Il pavone e la necessità dell’interrogazione

Va molto di moda un gergo militaresco che crea fronti, allineamenti, appiattimenti. E contiene una subdola violenza che impedisce di porre interrogativi, di sollevare domande. Lo spirito critico finisce per essere sospetto, il disaccordo malvisto.
Agli ultras che assaporano il clima bellico, e non perdono occasione per ridurre il grigio della riflessione al bianco o al nero, bisognerebbe ricordare che “saggezza”, hokhmah, può essere interpretata come koah-mah, cioè la forza del “che cosa”? Saggezza nell’ebraismo vuol dire capacità di interrogare e interrogarsi. Il “perché” è il segnale stesso della coscienza vigile che sa assumersi la responsabilità della storia e trasformare il destino nella possibilità di un oltre.
Non sarà perciò sbagliato raccontare ai dogmatici della pretesa evidenza una storiella che magari qualcuno conosce già. A una povera donna, cui deve essere restituita una somma di denaro, il creditore non consegna che un pavone. Non avendo mai visto quell’animale, va dal rabbino per sapere se è kashèr.
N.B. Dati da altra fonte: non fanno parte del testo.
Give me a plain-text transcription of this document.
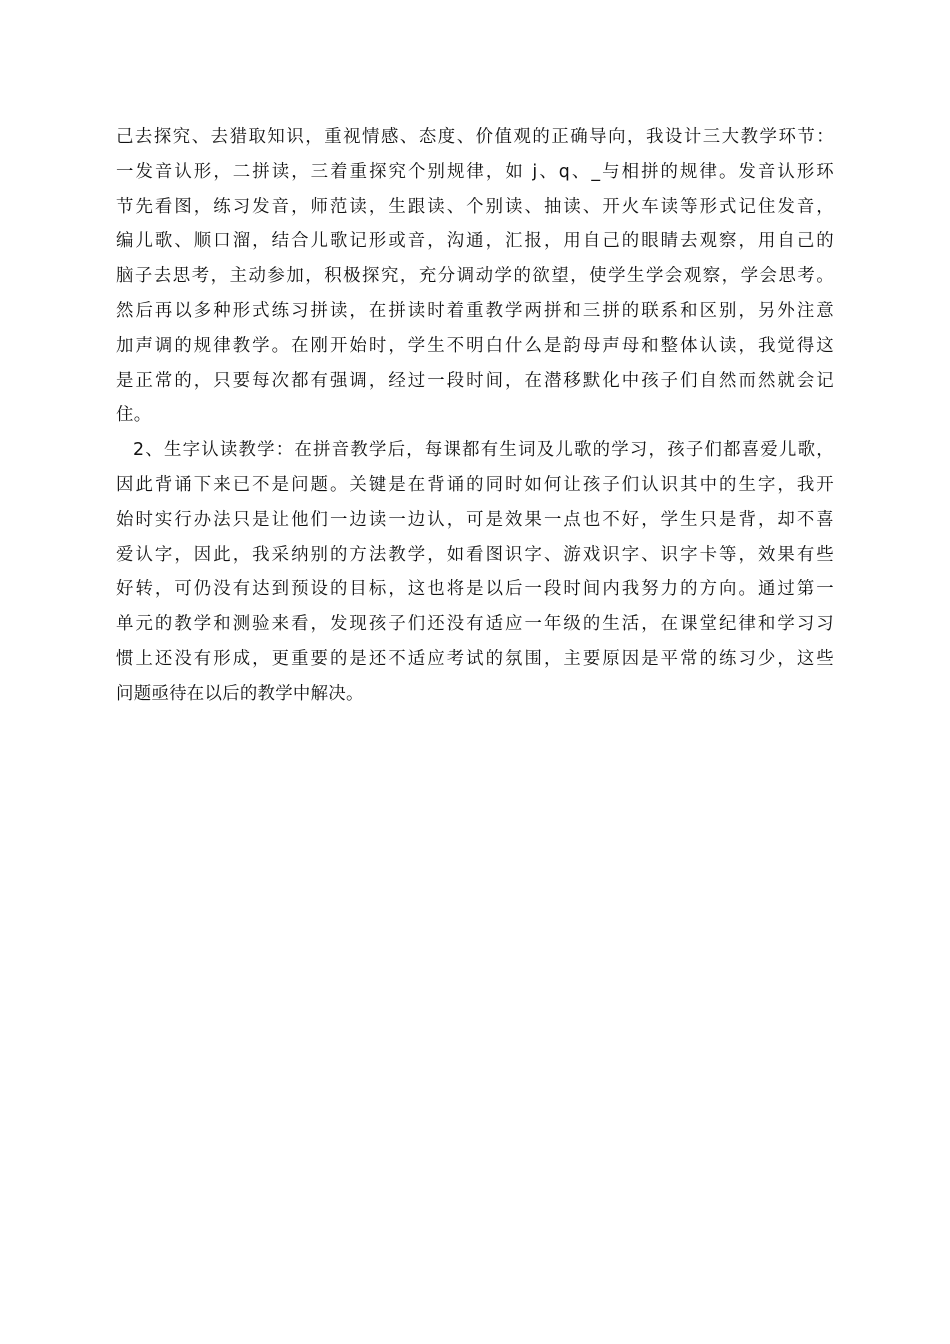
己去探究、去猎取知识，重视情感、态度、价值观的正确导向，我设计三大教学环节：
一发音认形，二拼读，三着重探究个别规律，如 j、q、_与相拼的规律。发音认形环
节先看图，练习发音，师范读，生跟读、个别读、抽读、开火车读等形式记住发音，
编儿歌、顺口溜，结合儿歌记形或音，沟通，汇报，用自己的眼睛去观察，用自己的
脑子去思考，主动参加，积极探究，充分调动学的欲望，使学生学会观察，学会思考。
然后再以多种形式练习拼读，在拼读时着重教学两拼和三拼的联系和区别，另外注意
加声调的规律教学。在刚开始时，学生不明白什么是韵母声母和整体认读，我觉得这
是正常的，只要每次都有强调，经过一段时间，在潜移默化中孩子们自然而然就会记
住。

2、生字认读教学：在拼音教学后，每课都有生词及儿歌的学习，孩子们都喜爱儿歌，
因此背诵下来已不是问题。关键是在背诵的同时如何让孩子们认识其中的生字，我开
始时实行办法只是让他们一边读一边认，可是效果一点也不好，学生只是背，却不喜
爱认字，因此，我采纳别的方法教学，如看图识字、游戏识字、识字卡等，效果有些
好转，可仍没有达到预设的目标，这也将是以后一段时间内我努力的方向。通过第一
单元的教学和测验来看，发现孩子们还没有适应一年级的生活，在课堂纪律和学习习
惯上还没有形成，更重要的是还不适应考试的氛围，主要原因是平常的练习少，这些
问题亟待在以后的教学中解决。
E il rabbino le risponde: “Mio padre, il grande Rabbi Yankel, ha sempre detto che il pavone non è kashèr”. E la donna: “Che devo fare allora del mio pavone?”. Il rabbino: “Lascialo pure nel mio pollaio; ci penserò io e tu potrai venire a vederlo quando vorrai”. Il pavone fa il suo ingresso nel pollaio del rabbino e la donna va a trovarlo regolarmente. Passa un mese, ne passano due… Un mattino la donna non trova più il pavone; si precipita dal rabbino e gli chiede: “Rabbi! Rabbi! Dov’è finito il mio pavone?”. E lui risponde: “Il tuo pavone? Il tuo pavone… Me lo sono mangiato!”. “Cosa?– esclama la donna – Te lo sei mangiato? Ma non mi avevi detto che tuo padre, il grande Rabbi Yankel, aveva sempre sostenuto che il pavone non è kashèr?!”. “Verissimo – replica il rabbino – ma sulla questione del pavone mio padre e io non siamo mai stati d’accordo…”.